Friday, August 29, 2008

We Loved Her Once

Robert Browning was a great poet, but the genius of his wife so far outshone his that he should have become Robert Browning Barrett rather than her Elizabeth Barrett Browning. At the time of their famous courtship and marriage, she was the far more admired poet, but he has since taken precidence in the public mind. Oh well.

Here, as promised, E. B. Browning gives us a different perspective on love than Housman did.

This version of the poem is from the 1853 edition of her collected poems, presumably revised from the 1844 edition. Whether she made further revisions to it in the eight years she lived afterward I do not know and the library is closed so I can't go look. I have seen it in somewhat varying versions but I do not know if they preceed or follow this version, nor if they indicate printers' follies.

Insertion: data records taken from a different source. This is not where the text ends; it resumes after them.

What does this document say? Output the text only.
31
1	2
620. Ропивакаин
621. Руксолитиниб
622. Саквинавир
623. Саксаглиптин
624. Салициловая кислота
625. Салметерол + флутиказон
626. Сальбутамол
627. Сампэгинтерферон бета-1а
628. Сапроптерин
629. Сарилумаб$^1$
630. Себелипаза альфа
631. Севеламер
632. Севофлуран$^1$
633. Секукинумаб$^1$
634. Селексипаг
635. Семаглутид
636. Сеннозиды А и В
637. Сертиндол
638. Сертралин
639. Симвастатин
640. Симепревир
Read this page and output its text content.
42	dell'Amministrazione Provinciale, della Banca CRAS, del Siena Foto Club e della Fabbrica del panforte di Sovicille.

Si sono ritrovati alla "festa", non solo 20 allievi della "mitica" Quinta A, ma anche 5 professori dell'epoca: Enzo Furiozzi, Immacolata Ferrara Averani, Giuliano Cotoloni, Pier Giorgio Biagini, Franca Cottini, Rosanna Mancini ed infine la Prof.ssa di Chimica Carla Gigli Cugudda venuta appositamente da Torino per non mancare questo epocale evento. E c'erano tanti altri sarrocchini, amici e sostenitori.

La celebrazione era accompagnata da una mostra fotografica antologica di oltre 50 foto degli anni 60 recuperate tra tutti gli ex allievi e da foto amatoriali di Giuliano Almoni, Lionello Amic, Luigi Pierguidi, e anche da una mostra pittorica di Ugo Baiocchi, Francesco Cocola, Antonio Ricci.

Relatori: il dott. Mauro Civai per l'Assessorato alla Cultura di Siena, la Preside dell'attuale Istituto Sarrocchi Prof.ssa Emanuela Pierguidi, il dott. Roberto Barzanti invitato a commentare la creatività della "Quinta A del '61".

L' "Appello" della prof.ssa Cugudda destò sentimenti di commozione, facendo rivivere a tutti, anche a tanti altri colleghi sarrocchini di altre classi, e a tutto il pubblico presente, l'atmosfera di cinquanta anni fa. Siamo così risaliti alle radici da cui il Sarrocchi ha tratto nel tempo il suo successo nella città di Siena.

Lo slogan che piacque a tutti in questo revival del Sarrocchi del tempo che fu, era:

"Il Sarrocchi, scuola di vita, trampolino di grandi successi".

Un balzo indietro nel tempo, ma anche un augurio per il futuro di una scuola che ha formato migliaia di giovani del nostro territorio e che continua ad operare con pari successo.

However I like this version better.


LOVED ONCE

I classed, appraising once,
Earth's lamentable sounds, - the welladay,
The jarring yea and nay,
The fall of kisses on unanswering clay,
The sobbed farewell, the welcome mournfuller;
But all did leaven the air
With a less bitter leaven of sure despair
Than these words, 'I loved once.'

And who saith 'I loved once'?
Not angels, whose clear eyes, love, love, forsee,
Love through eternity,
Who, by To Love, do apprehend To Be.
Not God, called Love, his noble crown-name casting
A light too broad for blasting:
The great God changing not from everlasting,
Saith never, 'I loved once.'

Nor ever the 'Loved once'?
Dost THOU say Victim-Christ, misprized friend!
The cross and curse may rend;
But, having loved, thou lovest to the end!
It is man's saying, - man's. Too weak to move
One sphered star above,
Man desecrates the eternal God-word Love
With his No More and Once.

How say ye, 'We loved once,'
Blasphemers? Is your earth not cold enow,
Mourners, without that snow?
Ah, friends, and would ye wrong each other so?
And could ye say of some, whose love is known,
Whose prayers have met your own,
Whose tears have fallen for you, whose smiles have shone,
Such words, 'We loved them once'?

Could ye, 'We loved her once,'
Say calm of me, sweet friends, when out of sight?
When hearts of better right
Stand in between me and your happy light?
And when, as flowers kept too long in the shade,
Ye find my colors fade,
And all that is not love in me decayed?
Such words, - ye loved me once!

Could ye, 'We loved her once,'
Say cold of me, when further put away
In earth's sepulchral clay?
When mute the lips which depricate to-day?
Not so! Not then--least then! When Life is shriven,
And death's full joy is given,
Of those who sit and love you up in Heaven,
Say not 'We loved them once.'

Say never, ye loved once:
God is too near above, the grave, beneath,
And all our moments go
Too quickly past our souls, for saying so.
The mysteries of Life and Death avenge
Affections light of range.
There comes no change to justify that change,
Whatever comes, - Loved once!

And yet that word of once
Is humanly acceptive. Kings have said,
Shaking a discrowned head,
'We ruled once,' - dotards, 'We once taught and led;'
Cripples once danced i' the vines; and bards approved,
Were once by scornings, moved:
But love strikes one hour - LOVE! Those never loved
Who dream that they loved ONCE.

1 comment:

Penn Tomassetti said...

This is an interesting poem. She is right about love. My grandmother's favorite saying right now is, "Love never ends."

Thanks for the comment on my blog. If God did not reveal Himself to us wretched creatures, we would define Him in all the wrong ways.